Although I personally didn’t have as good a time as I was expecting from rewatching this old episode, I am still dissapointed that the show was never allowed to get up to running speed with its own regular time slot. Of course, this would not be Sarah Jane Smith’s last appearances in Doctor Who related programming over the years (The Five Doctors is set sometime not long after K9 And Company by the looks of it) and when she returned, with K9s Mark 3 and 4 to make the first of a number of appearances in the regenerated Doctor Who show of recent years, her popularity ensured that she finally got to have her own regular TV series. A show which turned out to be a real corker at times, in fact.

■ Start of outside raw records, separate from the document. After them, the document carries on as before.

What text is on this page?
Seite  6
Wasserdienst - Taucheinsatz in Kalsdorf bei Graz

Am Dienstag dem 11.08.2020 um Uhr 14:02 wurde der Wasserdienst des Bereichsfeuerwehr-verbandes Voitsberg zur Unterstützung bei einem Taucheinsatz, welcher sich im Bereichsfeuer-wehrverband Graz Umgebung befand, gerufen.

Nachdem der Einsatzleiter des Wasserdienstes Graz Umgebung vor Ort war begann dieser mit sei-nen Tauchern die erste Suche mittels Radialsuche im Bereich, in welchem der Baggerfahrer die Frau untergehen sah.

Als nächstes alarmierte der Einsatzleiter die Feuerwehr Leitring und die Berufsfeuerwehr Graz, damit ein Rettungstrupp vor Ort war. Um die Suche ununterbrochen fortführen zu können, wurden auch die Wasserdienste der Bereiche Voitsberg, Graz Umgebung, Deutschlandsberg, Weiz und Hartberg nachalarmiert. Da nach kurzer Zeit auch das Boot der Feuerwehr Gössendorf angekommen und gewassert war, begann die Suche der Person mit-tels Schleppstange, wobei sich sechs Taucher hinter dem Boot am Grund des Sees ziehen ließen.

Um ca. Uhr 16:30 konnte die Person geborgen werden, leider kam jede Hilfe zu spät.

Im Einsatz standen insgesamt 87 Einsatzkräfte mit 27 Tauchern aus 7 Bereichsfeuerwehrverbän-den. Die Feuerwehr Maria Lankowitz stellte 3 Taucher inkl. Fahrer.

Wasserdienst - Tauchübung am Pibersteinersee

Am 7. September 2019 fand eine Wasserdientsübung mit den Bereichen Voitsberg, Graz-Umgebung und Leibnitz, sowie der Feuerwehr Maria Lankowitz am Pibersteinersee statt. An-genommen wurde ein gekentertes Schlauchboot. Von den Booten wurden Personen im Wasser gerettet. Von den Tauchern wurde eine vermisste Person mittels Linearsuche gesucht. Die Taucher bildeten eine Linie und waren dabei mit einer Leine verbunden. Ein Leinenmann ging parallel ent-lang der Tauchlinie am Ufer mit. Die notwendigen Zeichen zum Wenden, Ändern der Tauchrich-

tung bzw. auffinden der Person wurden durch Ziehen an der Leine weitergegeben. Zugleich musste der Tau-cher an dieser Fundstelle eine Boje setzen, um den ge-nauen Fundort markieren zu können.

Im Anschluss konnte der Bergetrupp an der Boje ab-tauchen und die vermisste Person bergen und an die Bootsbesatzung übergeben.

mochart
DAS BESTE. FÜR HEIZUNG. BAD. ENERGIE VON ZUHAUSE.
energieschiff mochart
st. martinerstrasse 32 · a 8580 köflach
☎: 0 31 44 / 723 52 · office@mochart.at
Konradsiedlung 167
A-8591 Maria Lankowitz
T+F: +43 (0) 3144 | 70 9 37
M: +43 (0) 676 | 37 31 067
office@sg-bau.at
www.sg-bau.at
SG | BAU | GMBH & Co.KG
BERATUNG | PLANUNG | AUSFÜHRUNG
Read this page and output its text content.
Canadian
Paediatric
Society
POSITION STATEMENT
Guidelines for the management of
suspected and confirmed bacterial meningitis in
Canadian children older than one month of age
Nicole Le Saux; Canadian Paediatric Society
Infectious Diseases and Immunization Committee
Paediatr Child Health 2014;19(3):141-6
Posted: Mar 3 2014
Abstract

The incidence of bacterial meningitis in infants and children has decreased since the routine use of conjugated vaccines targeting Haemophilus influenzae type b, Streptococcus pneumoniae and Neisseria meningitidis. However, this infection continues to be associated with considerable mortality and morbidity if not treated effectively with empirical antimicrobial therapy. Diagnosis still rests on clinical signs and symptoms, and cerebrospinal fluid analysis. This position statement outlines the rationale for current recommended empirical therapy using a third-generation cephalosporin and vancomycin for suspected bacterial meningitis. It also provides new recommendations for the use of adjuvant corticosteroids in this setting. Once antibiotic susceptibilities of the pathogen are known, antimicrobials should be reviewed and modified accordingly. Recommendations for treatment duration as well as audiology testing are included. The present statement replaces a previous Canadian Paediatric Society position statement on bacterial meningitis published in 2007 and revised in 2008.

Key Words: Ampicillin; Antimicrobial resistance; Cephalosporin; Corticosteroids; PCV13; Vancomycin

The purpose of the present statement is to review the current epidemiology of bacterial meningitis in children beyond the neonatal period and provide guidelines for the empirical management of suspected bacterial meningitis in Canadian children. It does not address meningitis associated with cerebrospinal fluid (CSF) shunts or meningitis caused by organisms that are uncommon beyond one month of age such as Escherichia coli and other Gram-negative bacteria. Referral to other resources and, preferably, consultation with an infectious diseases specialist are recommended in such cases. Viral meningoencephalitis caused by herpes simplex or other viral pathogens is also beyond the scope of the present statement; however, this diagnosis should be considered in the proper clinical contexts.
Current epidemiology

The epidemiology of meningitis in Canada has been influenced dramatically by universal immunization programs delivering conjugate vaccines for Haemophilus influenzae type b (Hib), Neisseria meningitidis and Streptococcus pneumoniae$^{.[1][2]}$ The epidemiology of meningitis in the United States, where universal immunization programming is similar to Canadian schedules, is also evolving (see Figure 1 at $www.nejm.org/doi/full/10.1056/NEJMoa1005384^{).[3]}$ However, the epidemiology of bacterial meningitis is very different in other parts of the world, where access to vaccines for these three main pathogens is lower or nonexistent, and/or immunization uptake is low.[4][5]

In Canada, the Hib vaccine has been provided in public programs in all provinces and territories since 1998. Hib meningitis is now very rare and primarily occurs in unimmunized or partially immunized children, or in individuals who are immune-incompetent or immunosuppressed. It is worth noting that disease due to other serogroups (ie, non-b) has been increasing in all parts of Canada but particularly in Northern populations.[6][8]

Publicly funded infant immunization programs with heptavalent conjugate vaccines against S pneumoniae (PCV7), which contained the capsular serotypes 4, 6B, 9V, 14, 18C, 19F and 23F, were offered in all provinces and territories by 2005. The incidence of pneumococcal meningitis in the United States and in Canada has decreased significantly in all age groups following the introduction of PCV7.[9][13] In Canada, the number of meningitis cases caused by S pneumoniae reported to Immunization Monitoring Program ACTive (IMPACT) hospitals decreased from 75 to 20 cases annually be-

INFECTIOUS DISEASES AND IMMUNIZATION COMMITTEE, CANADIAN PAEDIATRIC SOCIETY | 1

I still miss coming home to see new episodes of The Sarah Jane Adventures on TV in the void left by Elisabeth Sladen’s untimely death, but she will live on in peoples memories for generations to come and, clunky or not, it’s really nice to have this little piece of British television history preserved on DVD. I’ve just bought a copy for my firend’s daughter’s birthday as she loves The Sarah Jane Adventures. She’ll be a fair bit younger than I was when it was first aired and it’ll be interesting to see if she takes to this earlier version of the character as she does in her recent portrayals. I hope she likes it as much as I did when it first aired... and not through the cynical eyes of a more sophisticated viewership.